Como había prometido, al terminar el vino, pagué y me marché. Cuando estaba a una distancia prudencial de mis amigos, saqué el móvil. Tenía dos notas de voz de Ana. Otra vez ella. Las borré sin ni siquiera escucharlas. No quería echarle la culpa pero, en cierto modo, había arruinado el encuentro con mis amigos. ¿Solo podían hablar conmigo sobre novias, bodas y cosas así? ¿De verdad creían que mi vida era solo eso? Estaba ya cansado. ¿No podían ver algo más en mí que al joven exitoso, emparejado y perteneciente a una idílica familia numerosa de clase alta? Lo sentía mucho por Elías, pero no aguantaba más allí. Necesitaba alejarme y dejar de interpretar aquel papel. Aunque tuviese las horas contadas, iba a aprovechar la oportunidad. Busqué el teléfono de David en la agenda de contactos. Le debía una disculpa. No era justo haberle enredado así. Y, menos aún, con una tarea que no era urgente. Todo por mantenerlo en la oficina entretenido mientras yo quedaba con mis amigos. Quería pedirle perdón y tener un detalle con él. Pensé unos segundos si era mejor escribir un mensaje o llamar. Decidí llamar. Después de cinco toques, cuando estaba apunto de colgar, respondió:

—Dime, Álvaro.

—¿Qué tal vas con lo que te encargué, señor? ¿Muy liado?

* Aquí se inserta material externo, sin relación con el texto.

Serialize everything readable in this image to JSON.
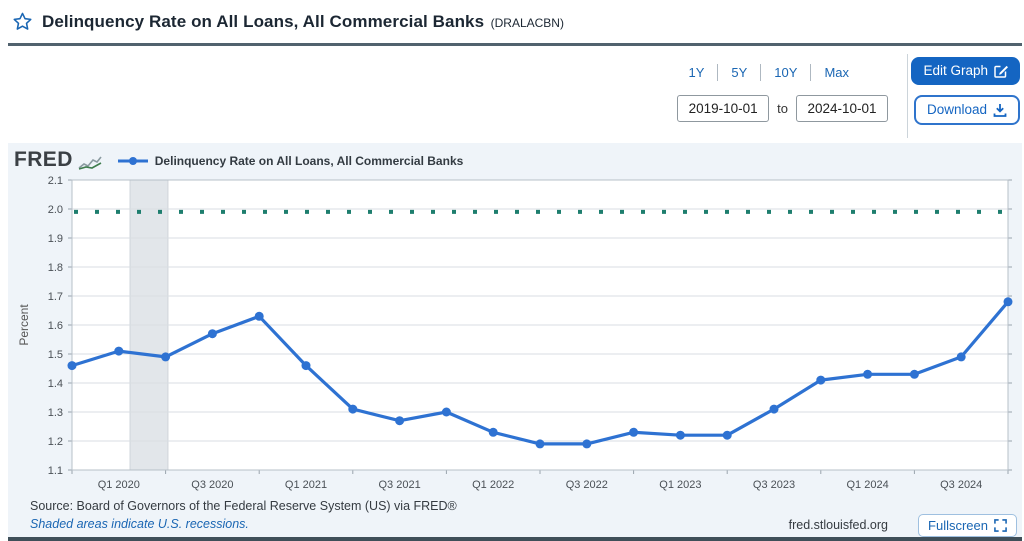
{
  "header": {
    "title": "Delinquency Rate on All Loans, All Commercial Banks",
    "series_id": "(DRALACBN)"
  },
  "controls": {
    "ranges": [
      "1Y",
      "5Y",
      "10Y",
      "Max"
    ],
    "date_from": "2019-10-01",
    "date_to": "2024-10-01",
    "to_label": "to",
    "edit_graph_label": "Edit Graph",
    "download_label": "Download"
  },
  "chart": {
    "brand": "FRED",
    "legend_label": "Delinquency Rate on All Loans, All Commercial Banks",
    "icons": [
      "fred-sparkline-icon",
      "legend-line-marker"
    ]
  },
  "chart_data": {
    "type": "line",
    "title": "Delinquency Rate on All Loans, All Commercial Banks",
    "ylabel": "Percent",
    "ylim": [
      1.1,
      2.1
    ],
    "y_ticks": [
      1.1,
      1.2,
      1.3,
      1.4,
      1.5,
      1.6,
      1.7,
      1.8,
      1.9,
      2.0,
      2.1
    ],
    "grid": true,
    "legend_position": "top-left",
    "x": [
      "2019-10-01",
      "2020-01-01",
      "2020-04-01",
      "2020-07-01",
      "2020-10-01",
      "2021-01-01",
      "2021-04-01",
      "2021-07-01",
      "2021-10-01",
      "2022-01-01",
      "2022-04-01",
      "2022-07-01",
      "2022-10-01",
      "2023-01-01",
      "2023-04-01",
      "2023-07-01",
      "2023-10-01",
      "2024-01-01",
      "2024-04-01",
      "2024-07-01",
      "2024-10-01"
    ],
    "x_tick_labels": [
      "Q1 2020",
      "Q3 2020",
      "Q1 2021",
      "Q3 2021",
      "Q1 2022",
      "Q3 2022",
      "Q1 2023",
      "Q3 2023",
      "Q1 2024",
      "Q3 2024"
    ],
    "x_tick_indices": [
      1,
      3,
      5,
      7,
      9,
      11,
      13,
      15,
      17,
      19
    ],
    "series": [
      {
        "name": "Delinquency Rate on All Loans, All Commercial Banks",
        "color": "#2e72d2",
        "marker": "circle",
        "values": [
          1.46,
          1.51,
          1.49,
          1.57,
          1.63,
          1.46,
          1.31,
          1.27,
          1.3,
          1.23,
          1.19,
          1.19,
          1.23,
          1.22,
          1.22,
          1.31,
          1.41,
          1.43,
          1.43,
          1.49,
          1.68
        ]
      }
    ],
    "reference_line": {
      "value": 1.99,
      "color": "#1e7e6e",
      "style": "dotted"
    },
    "recession_band": {
      "start_index": 1.24,
      "end_index": 2.05,
      "color": "#e2e6ea"
    },
    "colors": {
      "gridline": "#d9dee3",
      "plot_border": "#b7c0c8",
      "tick_text": "#4a5056"
    }
  },
  "footer": {
    "source": "Source: Board of Governors of the Federal Reserve System (US) via FRED®",
    "recession_note": "Shaded areas indicate U.S. recessions.",
    "site": "fred.stlouisfed.org",
    "fullscreen_label": "Fullscreen"
  },
  "colors": {
    "accent_blue": "#1a66b3",
    "button_blue": "#1465c2",
    "header_rule": "#51626e"
  }
}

—Ya casi está. En breve salgo.

—¡Vaya máquina! —Había pasado tan solo una hora desde que le dejé en la oficina. No pensé que tardaría tan poco—. ¿Te apetece tomar una copa de recompensa? Te la mereces, tío. —Había bajado todas las barreras jerárquicas que nos separaban. Tenía que hacerlo si quería que entendiese por dónde iba.

—No me vendría mal desconectar, la verdad… —respondió, más relajado. 

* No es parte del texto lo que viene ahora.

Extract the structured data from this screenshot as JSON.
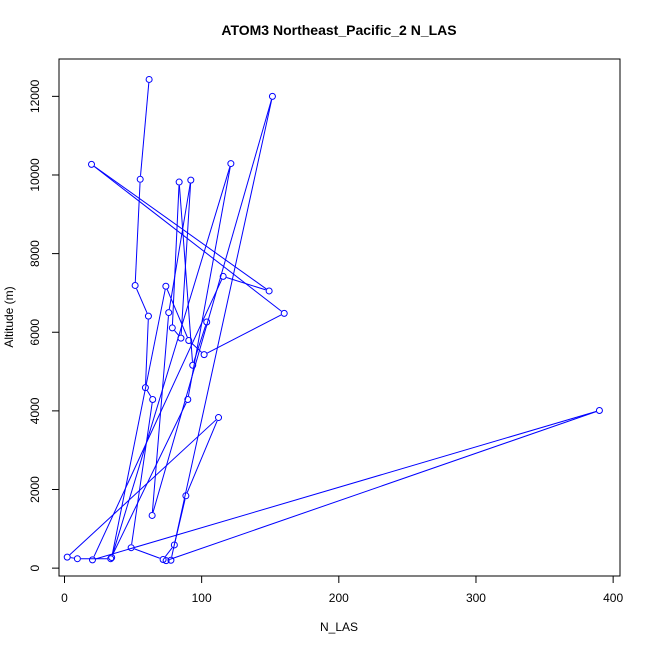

—¿Qué me quieres decir con eso? Porque igual una copa no es suficiente entonces… —Pude notar como se reía, cómplice, al otro lado de la línea—. Si quieres nos ahorramos la copa y nos vemos en el hotel de siempre.

—Ese plan suena aún mejor.

—Voy a coger una habitación. Te espero allí.

Al colgar, antes de hacer la reserva, escribí un mensaje:

«Mamá, al final no llego para cenar. Me vuelvo a la oficina. Tengo un asunto urgente que resolver. Llegaré tarde. No me esperes despierta».